Ed ora desidero ringraziare innanzitutto Lei Eccellenza, Monsignor Romano,

La ringrazio, Eccellenza, per il Suo prezioso aiuto, per la sua guida di Pastore e per i paterni consigli, con i quali mi ha continuamente seguito e sostenuto.

Sono molto grato anche ai miei Superiori - qui presenti nella persona di Padre Boguslaw Turek - per la grande fiducia dimostratami nell’avermi affidato un incarico e una missione così importanti e un grazie di cuore ai miei confratelli e amici sacerdoti per la collaborazione e il sostegno spirituale in questi lunghi anni del mio mandato.

 

Ringrazio tutte le autorità civili e militari qui convenute e i sindaci presenti alla nostra cerimonia.

Il mio cordiale saluto e sentito ringraziamento va in modo particolare al Sindaco di Castel Sant’Elia e a tutta la giunta comunale, attuale e precedente, con i quali ho collaborato per anni: vi sono davvero grato per tutto il sostegno, l’aiuto ricevuto e per la vostra preziosa collaborazione.

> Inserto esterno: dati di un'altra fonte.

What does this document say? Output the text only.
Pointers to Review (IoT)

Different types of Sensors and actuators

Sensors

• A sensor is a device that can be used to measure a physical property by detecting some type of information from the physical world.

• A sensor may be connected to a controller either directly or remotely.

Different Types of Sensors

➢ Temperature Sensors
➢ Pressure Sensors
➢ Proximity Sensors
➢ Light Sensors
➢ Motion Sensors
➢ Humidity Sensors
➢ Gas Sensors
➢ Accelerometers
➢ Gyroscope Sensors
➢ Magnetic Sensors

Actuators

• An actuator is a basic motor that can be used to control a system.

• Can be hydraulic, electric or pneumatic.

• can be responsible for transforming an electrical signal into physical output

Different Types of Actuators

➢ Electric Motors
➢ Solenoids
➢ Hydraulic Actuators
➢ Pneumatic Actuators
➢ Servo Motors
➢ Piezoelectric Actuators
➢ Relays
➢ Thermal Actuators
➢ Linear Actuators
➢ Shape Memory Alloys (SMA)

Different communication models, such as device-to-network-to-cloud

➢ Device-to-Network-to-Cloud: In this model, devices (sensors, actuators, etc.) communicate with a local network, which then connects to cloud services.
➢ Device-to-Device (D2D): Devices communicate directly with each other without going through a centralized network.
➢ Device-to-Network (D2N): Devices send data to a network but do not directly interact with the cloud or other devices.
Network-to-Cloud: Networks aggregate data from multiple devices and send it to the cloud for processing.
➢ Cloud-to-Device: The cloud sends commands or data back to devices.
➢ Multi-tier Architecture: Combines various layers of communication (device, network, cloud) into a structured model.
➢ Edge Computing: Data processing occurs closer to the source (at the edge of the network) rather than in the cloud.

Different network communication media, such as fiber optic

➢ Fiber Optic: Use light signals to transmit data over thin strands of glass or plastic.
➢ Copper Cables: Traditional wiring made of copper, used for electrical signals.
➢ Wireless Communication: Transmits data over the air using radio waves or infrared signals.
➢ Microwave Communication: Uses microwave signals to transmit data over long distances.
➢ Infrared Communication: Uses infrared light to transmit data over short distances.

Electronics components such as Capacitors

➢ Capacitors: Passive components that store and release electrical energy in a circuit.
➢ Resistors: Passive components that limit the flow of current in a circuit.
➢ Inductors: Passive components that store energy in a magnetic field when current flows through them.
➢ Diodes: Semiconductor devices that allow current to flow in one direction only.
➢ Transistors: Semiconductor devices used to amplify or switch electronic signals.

            Un grande grazie, sentito e fraterno, vorrei rivolgerlo, infine, ai miei confratelli di questa comunità micaelita di Castel Sant’Elia per l’affetto,  l’impegno e il  sostegno di questi anni perché, attraverso lo sforzo comune e in unione con nostro Signore, abbiamo cercato di operare affinché il Santuario diventasse sempre di più una casa di preghiera, per tutti coloro che sentono la necessità di raccoglimento e unione con Dio, una casa colma di pace e di gioia vera, dove ci accoglie il cuore sensibile e tenero di una Madre pronta ad ascoltarci, ad aiutarci, a consolarci, a risollevarci, ad abbracciarci, in quel modo esclusivo e profondo tipico della dolce Madre di Gesù.

Ringrazio le confraternite e le associazioni presenti a questa cerimonia e, in modo particolare, le Confraternite di Castel Sant’Elia: la Confraternita dei Santi Protettori e la Confraternita della Madonna di Loreto, che con grande dedizione e amore, come sempre in questi anni, hanno preparato e portato sulle spalle la macchina della Madonna.

E' impossibile elencare tutte le persone che in questi anni ho incontrato, servito, che in tanti modi hanno arricchito il mio ministero e il mio sacerdozio, e con grande generosità hanno sostenuto le attività di questo santuario. Il loro operato è frutto di un grande spirito di dedizione e di amore al Signore e alla Beata Vergine Maria. Sia Lei a intercedere per ciascuno di voi, cari amici, presso il Suo Figlio perché possiate ottenere da Lui ogni benedizione e sostegno nel cammino. Vi ricompensi il Signore, cari fratelli e sorelle, e la Madonna vi tenga sempre sotto il manto della sua materna protezione, concedendovi il suo aiuto!

E a Padre Stanislao Zurad, mio successore nell'incarico di Rettore del Santuario e di Superiore della Comunità, la benedizione del Signore per la sua nuova e importante missione.

            Grazie di cuore a tutti….. per tutto!